I have a short anecdote to start with.
Two and a half years ago, I was a newly minted moderator on History and Science & Mathematics. We'd been out of private beta for maybe two weeks, and I'd had a couple disagreements with a high-rep user who was (and still is) one of our most valuable contributors. It wasn't too serious, but I was getting a little annoyed with some of his behavior, and I didn't want to screw up, as a mod leading a young, unsteady site.
We had a brief discussion in chat, over a couple days (time zone differences made it hard). I only briefly brought up our differences of opinion, and, if I recall correctly, we got to talking about, the history of math - one of the subjects the site was about, a topic we were both passionate about, something we could really connect with.
See, what I remembered then was that Stack Exchange is about content. We're about questions and answers. We might have differences of opinion, but we're all here because we care about a couple of subjects, and we want to make the Internet a better place. We (well, I speak for myself) remembered that, and that helped us get through things.
The big advantage of this option? It assumes good intent. You're not going into it thinking that the other person is wrong and you're right - that's never a good path to take. I only don't assume good intent if I'm 100% sure that the person is being purposely malicious. I give second - even third, or fourth - chances.
I didn't go into this discussion with a specific plan; the question of whether that was good or bad in that specific situation will remain unanswered. However, in general, I'd recommend having a plan for a one-on-one discussion. It's very easy to let your emotions get ahold of you and to then make rash decisions because of that. If you think this might be an issue, you can make a short list of talking points:
- What is the real issue at heart here? Is there an underlying issue beneath the continued disagreements?
- How did the problem come about? Don't try to assign blame; I have yet to see that lead to anything productive. Just the facts, ma'am, so to speak.
- What have the effects of the conflict been, and how seriously have they impacted the behavior of both parties on the site(s)? Have other users been affected?
- How can both of you work together to change this in the future? Are there still options left?
Unstructured discussions can have some merit. I got lucky before. However, its usually better to have something in your back pocket you can go back to if you want a successful, objective conversation.
Option 2: Disengage.
Let me be clear. The first option is always preferable, because at the very least, both parties know that the other wants a successful resolution to the conflict. Asking someone to work together to solve a dispute should ensure that you both respect each other - one of the most important results going forward.

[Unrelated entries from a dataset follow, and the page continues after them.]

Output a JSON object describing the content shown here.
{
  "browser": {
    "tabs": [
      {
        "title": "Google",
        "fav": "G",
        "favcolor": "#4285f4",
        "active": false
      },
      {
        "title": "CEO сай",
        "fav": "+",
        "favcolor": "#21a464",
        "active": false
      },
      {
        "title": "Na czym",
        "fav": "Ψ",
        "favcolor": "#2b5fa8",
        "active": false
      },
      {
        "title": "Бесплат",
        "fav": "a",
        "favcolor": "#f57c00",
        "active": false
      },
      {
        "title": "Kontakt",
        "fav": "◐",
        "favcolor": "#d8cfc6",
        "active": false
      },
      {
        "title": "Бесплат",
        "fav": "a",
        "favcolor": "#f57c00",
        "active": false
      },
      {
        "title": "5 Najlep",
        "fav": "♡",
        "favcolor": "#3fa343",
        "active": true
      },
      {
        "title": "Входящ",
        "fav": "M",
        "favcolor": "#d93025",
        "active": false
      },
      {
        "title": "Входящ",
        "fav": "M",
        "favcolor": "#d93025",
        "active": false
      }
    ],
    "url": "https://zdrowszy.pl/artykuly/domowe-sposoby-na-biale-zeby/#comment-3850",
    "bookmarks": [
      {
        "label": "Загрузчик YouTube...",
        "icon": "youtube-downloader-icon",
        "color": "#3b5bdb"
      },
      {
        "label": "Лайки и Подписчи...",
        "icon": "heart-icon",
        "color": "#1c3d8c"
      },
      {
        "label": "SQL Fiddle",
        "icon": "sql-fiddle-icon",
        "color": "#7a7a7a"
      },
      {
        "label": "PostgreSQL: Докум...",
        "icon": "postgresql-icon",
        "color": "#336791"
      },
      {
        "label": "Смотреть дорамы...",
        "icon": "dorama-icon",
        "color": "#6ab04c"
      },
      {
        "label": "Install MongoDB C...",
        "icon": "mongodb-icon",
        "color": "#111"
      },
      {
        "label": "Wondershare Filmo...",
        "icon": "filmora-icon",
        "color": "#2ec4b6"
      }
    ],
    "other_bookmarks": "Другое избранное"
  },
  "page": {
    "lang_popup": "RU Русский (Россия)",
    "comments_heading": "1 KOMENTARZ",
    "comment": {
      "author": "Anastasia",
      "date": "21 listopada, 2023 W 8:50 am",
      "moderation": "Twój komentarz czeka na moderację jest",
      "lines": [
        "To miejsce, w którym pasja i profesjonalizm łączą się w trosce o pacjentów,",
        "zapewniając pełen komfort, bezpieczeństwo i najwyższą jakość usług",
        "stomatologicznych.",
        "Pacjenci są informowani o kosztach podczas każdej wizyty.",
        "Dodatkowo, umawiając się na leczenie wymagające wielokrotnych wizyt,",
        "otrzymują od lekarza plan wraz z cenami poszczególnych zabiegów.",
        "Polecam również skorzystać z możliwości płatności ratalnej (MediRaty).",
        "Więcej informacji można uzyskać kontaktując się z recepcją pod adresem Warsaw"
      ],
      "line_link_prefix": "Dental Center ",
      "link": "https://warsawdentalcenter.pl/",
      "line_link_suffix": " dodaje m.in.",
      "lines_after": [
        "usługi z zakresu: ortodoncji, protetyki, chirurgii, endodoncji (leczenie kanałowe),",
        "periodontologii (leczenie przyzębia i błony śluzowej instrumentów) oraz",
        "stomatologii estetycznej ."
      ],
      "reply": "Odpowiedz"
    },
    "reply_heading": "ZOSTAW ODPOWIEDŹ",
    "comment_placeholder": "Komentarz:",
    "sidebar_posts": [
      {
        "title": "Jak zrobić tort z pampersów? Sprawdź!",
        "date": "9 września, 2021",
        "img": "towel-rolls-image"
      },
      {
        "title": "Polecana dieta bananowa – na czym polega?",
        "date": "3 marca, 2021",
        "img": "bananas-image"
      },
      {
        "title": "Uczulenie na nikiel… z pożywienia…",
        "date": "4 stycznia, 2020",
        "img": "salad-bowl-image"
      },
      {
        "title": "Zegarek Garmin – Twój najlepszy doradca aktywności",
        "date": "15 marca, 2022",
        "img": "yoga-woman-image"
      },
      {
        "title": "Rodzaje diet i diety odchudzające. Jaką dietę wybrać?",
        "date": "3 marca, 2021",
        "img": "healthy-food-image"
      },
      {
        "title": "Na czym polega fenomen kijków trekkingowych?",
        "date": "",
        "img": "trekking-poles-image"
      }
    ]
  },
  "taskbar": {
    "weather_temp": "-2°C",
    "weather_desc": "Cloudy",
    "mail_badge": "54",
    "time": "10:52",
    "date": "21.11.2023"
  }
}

Last year, I and several other users had a problem with someone on Physics Stack Exchange. He had repeatedly broken various rules and continued to complain and whine in chat, toeing the line and sometimes breaking it. I was occasionally a victim of his remarks, and I quickly learned that the best way to deal with him was to ignore him.

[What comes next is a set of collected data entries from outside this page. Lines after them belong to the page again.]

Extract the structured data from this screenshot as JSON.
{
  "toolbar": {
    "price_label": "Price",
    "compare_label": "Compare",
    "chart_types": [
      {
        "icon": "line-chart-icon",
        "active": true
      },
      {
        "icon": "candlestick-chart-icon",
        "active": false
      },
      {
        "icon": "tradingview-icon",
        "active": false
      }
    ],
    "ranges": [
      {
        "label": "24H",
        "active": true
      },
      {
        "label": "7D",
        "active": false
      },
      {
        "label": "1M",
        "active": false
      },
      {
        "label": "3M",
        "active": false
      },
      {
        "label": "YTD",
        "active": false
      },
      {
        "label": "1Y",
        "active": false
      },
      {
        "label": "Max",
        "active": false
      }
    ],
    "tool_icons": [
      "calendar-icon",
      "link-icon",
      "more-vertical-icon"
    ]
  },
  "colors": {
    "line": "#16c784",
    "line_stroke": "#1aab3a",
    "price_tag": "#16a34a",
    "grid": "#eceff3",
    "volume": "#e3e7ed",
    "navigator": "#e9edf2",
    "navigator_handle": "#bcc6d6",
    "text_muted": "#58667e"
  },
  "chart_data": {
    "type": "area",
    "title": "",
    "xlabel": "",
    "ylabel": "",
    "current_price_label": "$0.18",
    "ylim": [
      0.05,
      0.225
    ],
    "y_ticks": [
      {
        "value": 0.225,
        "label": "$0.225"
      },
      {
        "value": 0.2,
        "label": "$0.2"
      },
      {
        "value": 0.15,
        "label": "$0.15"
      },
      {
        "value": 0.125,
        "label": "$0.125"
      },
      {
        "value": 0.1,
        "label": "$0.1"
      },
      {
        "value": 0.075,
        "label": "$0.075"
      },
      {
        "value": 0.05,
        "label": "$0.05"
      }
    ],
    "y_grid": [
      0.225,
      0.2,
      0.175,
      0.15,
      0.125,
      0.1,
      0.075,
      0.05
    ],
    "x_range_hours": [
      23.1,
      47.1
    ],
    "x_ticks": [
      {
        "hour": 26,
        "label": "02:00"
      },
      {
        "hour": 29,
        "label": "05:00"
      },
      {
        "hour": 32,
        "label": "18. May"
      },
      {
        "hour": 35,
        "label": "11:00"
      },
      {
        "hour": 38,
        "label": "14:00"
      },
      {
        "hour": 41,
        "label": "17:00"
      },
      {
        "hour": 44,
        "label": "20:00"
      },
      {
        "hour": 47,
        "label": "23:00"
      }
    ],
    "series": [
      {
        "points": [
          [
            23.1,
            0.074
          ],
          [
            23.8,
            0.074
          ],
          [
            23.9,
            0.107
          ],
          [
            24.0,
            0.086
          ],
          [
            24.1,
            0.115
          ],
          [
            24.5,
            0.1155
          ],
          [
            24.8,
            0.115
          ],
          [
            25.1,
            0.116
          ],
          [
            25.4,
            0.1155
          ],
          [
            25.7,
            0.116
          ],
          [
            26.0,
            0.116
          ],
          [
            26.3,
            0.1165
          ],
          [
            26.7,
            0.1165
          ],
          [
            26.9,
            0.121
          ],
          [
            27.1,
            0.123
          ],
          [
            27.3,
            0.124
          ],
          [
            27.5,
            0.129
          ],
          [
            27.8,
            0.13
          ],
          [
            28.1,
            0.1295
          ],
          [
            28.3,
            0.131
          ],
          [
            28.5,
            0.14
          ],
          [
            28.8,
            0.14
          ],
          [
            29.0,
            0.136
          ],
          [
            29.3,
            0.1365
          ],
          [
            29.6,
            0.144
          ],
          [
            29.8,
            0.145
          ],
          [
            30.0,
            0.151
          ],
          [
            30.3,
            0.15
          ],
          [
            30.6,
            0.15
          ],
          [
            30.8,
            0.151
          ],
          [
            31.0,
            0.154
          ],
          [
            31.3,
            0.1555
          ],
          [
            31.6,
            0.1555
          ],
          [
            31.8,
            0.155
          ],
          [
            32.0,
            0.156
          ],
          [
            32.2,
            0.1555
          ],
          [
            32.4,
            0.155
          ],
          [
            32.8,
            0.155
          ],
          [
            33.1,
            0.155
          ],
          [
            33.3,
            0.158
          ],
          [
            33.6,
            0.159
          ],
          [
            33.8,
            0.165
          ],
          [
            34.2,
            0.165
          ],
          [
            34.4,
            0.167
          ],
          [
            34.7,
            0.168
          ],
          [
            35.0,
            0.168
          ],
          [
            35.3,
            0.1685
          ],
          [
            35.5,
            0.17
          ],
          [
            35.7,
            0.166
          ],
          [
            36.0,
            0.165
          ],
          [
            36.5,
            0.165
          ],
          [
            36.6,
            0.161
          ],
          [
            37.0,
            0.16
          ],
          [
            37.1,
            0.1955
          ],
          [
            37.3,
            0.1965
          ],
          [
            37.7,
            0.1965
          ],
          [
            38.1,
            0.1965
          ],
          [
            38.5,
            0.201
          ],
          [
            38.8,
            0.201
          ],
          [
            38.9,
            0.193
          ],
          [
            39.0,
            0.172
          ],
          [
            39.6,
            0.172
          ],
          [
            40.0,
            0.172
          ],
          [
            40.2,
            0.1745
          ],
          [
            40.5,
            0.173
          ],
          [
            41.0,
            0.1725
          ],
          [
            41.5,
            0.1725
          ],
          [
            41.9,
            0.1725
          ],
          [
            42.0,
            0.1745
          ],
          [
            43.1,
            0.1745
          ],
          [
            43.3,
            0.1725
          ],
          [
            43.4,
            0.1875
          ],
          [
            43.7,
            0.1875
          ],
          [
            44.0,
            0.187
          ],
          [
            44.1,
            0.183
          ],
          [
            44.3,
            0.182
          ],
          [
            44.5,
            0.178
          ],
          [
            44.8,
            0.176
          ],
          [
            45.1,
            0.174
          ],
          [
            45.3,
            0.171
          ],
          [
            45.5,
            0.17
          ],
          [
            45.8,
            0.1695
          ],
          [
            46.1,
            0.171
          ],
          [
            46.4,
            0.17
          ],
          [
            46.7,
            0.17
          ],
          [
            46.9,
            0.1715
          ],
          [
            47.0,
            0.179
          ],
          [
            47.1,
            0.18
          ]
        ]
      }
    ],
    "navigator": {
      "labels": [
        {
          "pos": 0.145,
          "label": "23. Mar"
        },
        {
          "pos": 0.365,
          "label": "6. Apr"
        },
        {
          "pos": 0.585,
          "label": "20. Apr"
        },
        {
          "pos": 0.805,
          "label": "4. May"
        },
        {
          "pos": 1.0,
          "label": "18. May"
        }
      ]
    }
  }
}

There are many possible venues for conflict in Stack Exchange. As I wrote before, we're all about conflict, but there are secondary means of communication outside normal questions and answers. These are, in my experience, where issues usually escalate.
Ignoring the person won't end the harassment. You may need to step back and let a moderator or other community member step in, especially if this user is in conflict with other users, showing signs of a large-scale problem.

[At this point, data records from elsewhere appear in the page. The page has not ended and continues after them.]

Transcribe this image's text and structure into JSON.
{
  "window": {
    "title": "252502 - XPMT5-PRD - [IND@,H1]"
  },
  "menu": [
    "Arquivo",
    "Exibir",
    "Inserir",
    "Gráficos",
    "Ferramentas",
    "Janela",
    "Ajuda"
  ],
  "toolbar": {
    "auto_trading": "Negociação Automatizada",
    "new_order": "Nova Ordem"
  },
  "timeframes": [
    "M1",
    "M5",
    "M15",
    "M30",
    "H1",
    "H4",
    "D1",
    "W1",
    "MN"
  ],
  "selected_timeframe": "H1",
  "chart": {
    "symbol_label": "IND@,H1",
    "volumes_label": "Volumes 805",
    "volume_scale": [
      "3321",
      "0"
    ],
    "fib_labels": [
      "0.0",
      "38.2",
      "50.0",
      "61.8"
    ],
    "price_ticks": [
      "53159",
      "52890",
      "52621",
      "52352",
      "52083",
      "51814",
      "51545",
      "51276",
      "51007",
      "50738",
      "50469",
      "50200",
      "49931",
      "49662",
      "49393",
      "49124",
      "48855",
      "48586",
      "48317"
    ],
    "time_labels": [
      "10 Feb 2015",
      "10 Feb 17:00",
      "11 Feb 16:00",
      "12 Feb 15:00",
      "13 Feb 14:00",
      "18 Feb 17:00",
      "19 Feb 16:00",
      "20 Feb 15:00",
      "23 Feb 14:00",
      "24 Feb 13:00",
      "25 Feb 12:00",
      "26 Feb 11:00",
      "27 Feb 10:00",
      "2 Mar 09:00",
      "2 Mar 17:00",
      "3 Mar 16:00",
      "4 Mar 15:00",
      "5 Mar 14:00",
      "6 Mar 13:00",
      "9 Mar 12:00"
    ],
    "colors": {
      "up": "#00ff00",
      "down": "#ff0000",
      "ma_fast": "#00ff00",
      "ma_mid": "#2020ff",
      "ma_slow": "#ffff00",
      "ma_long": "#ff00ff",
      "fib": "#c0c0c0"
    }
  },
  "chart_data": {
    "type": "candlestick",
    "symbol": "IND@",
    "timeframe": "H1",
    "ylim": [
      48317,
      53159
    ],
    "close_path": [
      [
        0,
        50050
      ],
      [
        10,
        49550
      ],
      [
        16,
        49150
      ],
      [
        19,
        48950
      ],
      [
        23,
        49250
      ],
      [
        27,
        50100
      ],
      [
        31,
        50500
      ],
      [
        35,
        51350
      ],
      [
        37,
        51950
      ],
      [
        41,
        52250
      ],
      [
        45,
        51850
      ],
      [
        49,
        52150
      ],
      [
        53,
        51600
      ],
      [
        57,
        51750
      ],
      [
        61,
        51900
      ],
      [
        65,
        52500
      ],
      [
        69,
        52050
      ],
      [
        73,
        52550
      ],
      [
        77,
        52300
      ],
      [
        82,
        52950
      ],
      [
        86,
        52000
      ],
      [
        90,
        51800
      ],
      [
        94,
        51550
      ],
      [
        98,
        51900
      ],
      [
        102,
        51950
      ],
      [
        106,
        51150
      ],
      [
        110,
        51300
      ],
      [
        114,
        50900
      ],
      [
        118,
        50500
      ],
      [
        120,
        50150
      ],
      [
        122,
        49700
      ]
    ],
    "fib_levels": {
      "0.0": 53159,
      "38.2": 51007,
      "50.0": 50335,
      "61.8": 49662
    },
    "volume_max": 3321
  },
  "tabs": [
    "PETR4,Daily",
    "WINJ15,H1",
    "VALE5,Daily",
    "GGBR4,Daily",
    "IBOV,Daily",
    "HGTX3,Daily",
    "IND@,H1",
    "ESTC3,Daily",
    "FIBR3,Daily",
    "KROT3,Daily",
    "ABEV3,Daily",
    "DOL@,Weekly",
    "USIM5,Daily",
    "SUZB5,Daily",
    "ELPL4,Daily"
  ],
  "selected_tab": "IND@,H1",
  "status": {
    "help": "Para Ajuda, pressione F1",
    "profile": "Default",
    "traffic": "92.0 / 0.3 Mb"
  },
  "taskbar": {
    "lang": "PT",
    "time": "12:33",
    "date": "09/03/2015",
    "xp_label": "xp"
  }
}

- Chat. Just ignore them. Well, Ignore, with a capital "I", because there's a feature for that. Doing this to the fellow above worked. I let other mods deal with things when he broke chat rules.
- Harassment in comments. Flag away. Again, my case involved the same person as the chat harasser, attacking people in comments under an election nomination. I flagged, stepped back, and let the mods (in this case, also a CM, because this person was waaay out of control) take care of it.
- Meta issues. This is a place you won't be able to ignore the person as well. Meta is way more public. My suggestion: If they're being abusive, flag. If they're simply being overly contradictory . . . step back. Either their claims have merit or not, and if they're disagreeing just to disagree, the community will recognize this.
Do not take these last two actions unless the person is actually being abusive or harassing you! Make sure that you're not simply flagging because you disagree with them; your requests for intervention will likely be denied. Some might argue that that's flag abuse.